I won't be wearing my Spiderman or Minion costumes to pace her. I leave costumes for 1/2 marathons

If she's like me she'll use her training log not only to document hours trained and miles run but also who she did it with and where she was. It's a way to keep you motivated but also to look back on and see where you've been. For someone notoriously bad at keeping track of anything, I have been fastidious about keeping mine up to date to the point where it has turned into my running diary.

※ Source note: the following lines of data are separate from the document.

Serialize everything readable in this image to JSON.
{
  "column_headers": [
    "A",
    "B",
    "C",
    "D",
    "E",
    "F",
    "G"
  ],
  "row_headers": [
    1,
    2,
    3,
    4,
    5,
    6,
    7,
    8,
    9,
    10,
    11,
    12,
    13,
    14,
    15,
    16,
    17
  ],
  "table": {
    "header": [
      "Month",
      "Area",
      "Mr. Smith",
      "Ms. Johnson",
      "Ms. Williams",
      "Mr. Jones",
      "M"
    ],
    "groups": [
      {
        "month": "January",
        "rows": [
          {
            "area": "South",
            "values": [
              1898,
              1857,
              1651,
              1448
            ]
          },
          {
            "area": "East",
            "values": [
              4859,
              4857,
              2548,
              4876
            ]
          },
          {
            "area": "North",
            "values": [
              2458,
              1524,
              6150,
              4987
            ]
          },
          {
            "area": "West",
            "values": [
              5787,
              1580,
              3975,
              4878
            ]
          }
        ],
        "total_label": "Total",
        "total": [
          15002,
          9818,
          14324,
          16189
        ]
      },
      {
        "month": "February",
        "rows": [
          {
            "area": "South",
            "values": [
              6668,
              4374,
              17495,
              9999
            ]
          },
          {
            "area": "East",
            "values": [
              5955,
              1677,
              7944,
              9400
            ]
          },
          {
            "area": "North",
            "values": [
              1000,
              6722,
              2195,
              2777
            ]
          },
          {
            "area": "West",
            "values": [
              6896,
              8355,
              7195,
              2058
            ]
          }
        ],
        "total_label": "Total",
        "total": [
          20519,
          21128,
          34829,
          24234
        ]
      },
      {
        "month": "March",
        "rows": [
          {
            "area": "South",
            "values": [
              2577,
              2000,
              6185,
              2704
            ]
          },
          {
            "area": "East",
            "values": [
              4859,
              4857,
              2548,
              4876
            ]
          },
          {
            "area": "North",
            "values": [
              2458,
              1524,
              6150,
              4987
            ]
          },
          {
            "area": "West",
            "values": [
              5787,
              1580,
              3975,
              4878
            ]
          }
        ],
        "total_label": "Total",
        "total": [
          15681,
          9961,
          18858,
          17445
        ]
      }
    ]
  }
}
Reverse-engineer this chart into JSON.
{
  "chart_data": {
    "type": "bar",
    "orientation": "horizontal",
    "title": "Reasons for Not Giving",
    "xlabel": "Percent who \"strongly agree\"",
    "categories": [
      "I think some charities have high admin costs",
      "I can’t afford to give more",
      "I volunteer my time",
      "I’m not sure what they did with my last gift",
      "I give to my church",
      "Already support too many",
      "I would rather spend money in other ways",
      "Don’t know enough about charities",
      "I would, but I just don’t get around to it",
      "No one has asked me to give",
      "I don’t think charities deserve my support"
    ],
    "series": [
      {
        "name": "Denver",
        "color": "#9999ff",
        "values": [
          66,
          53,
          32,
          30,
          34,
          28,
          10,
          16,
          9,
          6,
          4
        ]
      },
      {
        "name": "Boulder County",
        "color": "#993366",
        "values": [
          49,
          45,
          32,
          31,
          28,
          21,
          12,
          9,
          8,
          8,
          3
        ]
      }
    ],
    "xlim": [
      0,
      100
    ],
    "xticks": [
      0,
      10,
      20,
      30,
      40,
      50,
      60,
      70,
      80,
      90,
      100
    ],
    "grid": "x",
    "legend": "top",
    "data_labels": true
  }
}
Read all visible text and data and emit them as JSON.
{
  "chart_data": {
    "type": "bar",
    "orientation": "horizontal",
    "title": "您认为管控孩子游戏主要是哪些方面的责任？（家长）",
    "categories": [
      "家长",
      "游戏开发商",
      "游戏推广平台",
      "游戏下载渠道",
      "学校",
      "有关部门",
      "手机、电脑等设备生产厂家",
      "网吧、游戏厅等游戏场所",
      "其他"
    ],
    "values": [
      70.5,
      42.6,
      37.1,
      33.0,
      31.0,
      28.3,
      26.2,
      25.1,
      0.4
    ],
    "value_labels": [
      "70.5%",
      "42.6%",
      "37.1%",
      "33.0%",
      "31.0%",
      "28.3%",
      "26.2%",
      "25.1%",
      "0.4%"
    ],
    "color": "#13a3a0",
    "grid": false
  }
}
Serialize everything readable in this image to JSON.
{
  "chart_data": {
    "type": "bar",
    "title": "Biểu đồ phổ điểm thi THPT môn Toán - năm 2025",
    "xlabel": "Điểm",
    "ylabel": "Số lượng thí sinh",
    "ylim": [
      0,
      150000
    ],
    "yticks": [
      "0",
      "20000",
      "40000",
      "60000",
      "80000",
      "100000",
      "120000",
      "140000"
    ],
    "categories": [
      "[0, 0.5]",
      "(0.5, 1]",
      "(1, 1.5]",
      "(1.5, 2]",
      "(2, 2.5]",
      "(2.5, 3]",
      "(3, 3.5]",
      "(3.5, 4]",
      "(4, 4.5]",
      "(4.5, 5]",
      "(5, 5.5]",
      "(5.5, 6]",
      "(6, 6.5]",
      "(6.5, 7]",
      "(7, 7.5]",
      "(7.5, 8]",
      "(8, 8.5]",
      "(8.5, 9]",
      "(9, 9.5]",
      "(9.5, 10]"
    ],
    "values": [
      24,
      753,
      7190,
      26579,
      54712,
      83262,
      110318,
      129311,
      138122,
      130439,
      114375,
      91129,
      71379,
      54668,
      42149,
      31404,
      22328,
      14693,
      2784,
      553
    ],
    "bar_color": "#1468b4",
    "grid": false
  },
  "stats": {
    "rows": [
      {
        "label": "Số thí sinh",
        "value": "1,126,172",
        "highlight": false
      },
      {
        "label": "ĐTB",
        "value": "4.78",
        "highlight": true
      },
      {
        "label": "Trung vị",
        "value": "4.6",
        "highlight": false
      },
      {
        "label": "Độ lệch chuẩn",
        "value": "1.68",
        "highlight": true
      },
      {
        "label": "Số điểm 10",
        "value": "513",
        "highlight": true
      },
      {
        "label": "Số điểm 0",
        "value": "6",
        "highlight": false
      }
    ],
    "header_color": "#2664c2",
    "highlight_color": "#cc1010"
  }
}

Don't remember what you did on a certain day? Well, I can look back at my log and know exactly where I was, who(if anyone) I ran with as well as likely what I ate for dinner. For me it is also probably my greatest motivator. I absolutely hate goose eggs. But not for the reason most runners do which is because it means a lost day of training. For me, it's a lost day of adventure or something fun done. I pretty much will always document any fun activity I did that day. A goose egg for the day but one spent with my niece, Olivia, is not a goose egg in my training log.

After all, I'm not training for a race but for life. The log is just there to remind me to appreciate every day I have on this earth and live each day in a way that it will be memorable. Sometimes that might include a run and sometimes it includes nothing but playing with the cutest baby alive or having some dinner with friends after work.